Şapka
kullanımının eski Mısır ve Yunan zamanında bulunan mezarlarda erkeklerin
giydiklerine rastlanılmıştır. MÖ 3200 yılında Mısırda erkelerin başlarında
tüyler, krallarının ise taçlar ya da peruklar üzerine geçirilmiş bezlerin
olduğu bilinmektedir. MÖ 3000 yıllarında Girit adasında yaşayan Minosluların
başlarında uzun sivri tepeli şapkaları, Asurluların kendilerine özgün yuvarlak şapkaları
vardı. Eski Yunanistan’da şapkayı yoksullar giyer ve o tarihlerde bu yoksullara
Pet Asos denirdi.
Eski
Roma imparatorluğunda ise durum tam tersine şapkayı zenginler giyerlerdi.

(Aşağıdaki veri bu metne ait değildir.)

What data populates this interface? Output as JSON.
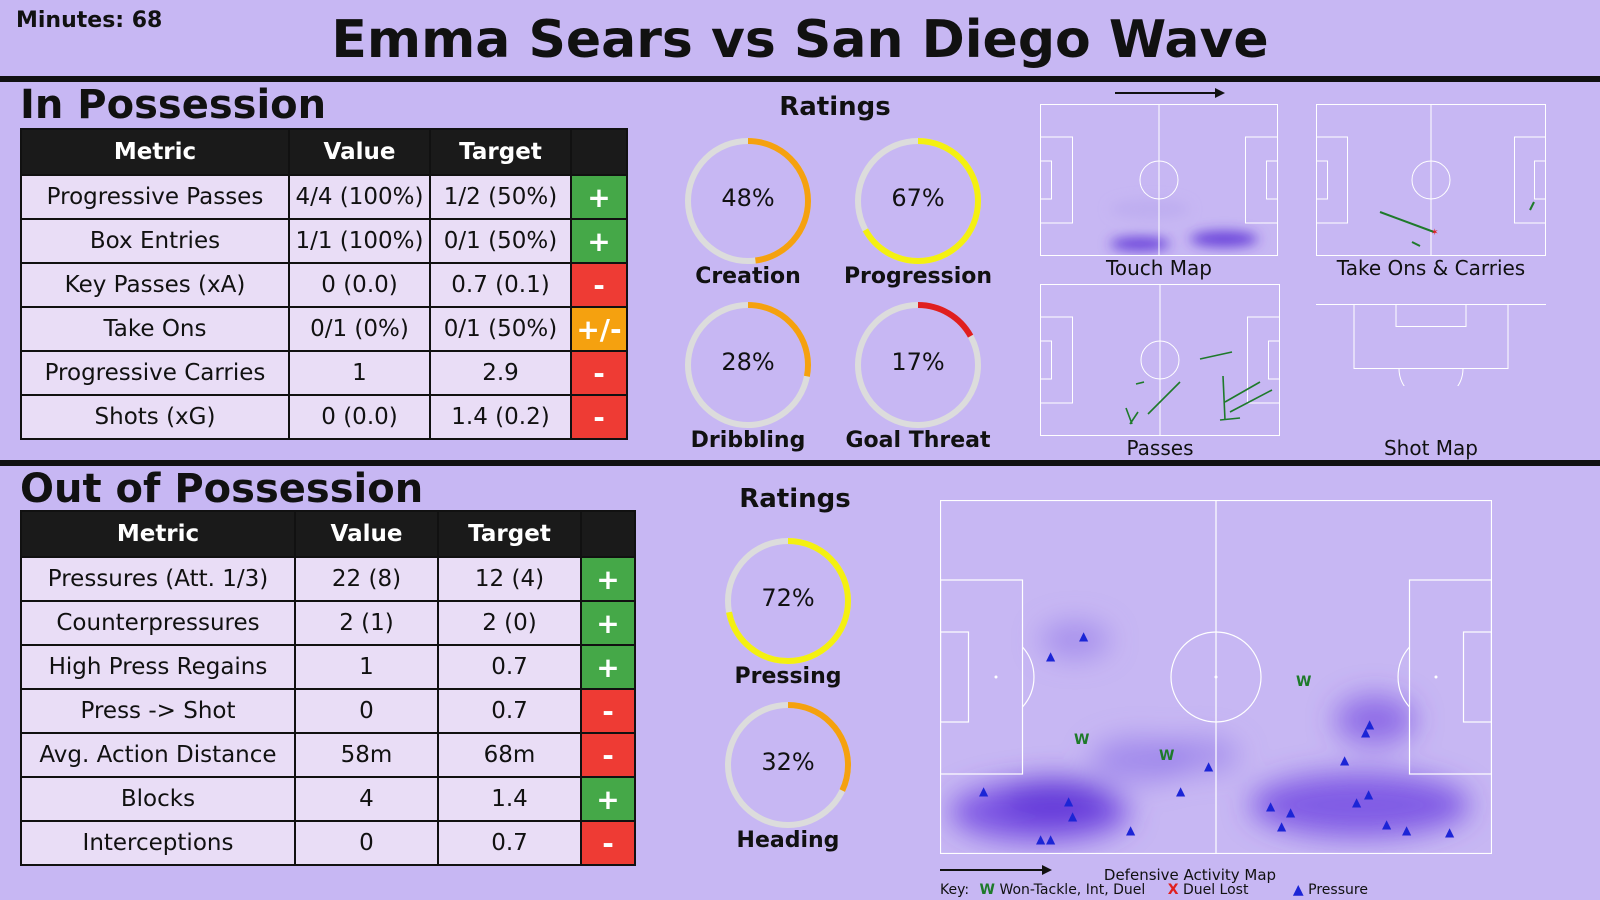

Yoksulların ve kölelerin giymesi yasak olan şapka, ancak kölelikten kurtulunca
özgürlüğün simgesi olarak konik şapkaları giyerlerdi. Ortaçağda deri şapkalar takılmaya başlanmıştır. 11. yy ‘a kadar sürecek Hristiyan geleneğinde
kadınların başlarını örtmek için vual kullanılır, daha sonra vual yerini tepesi
sivri kukuleta, boynu ve omuzları örten yüzü açıkta bırakan başlıklara dönülür.
Doğu
toplumları şapkadan daha uzaktırlar ve genelde saçlarını süslemektedirler. MS
11 ve MS 13 yüzyıllarda yapılan haçlı sevenleri sonrasında, doğudaki bu saç
süsleme kültürünü Batıya taşınmasına neden olur. Batılı kadında saçını taş ve
boncuklarla süslemektedir. 15.yy’da çeşitler ve renkler artmaya başlar.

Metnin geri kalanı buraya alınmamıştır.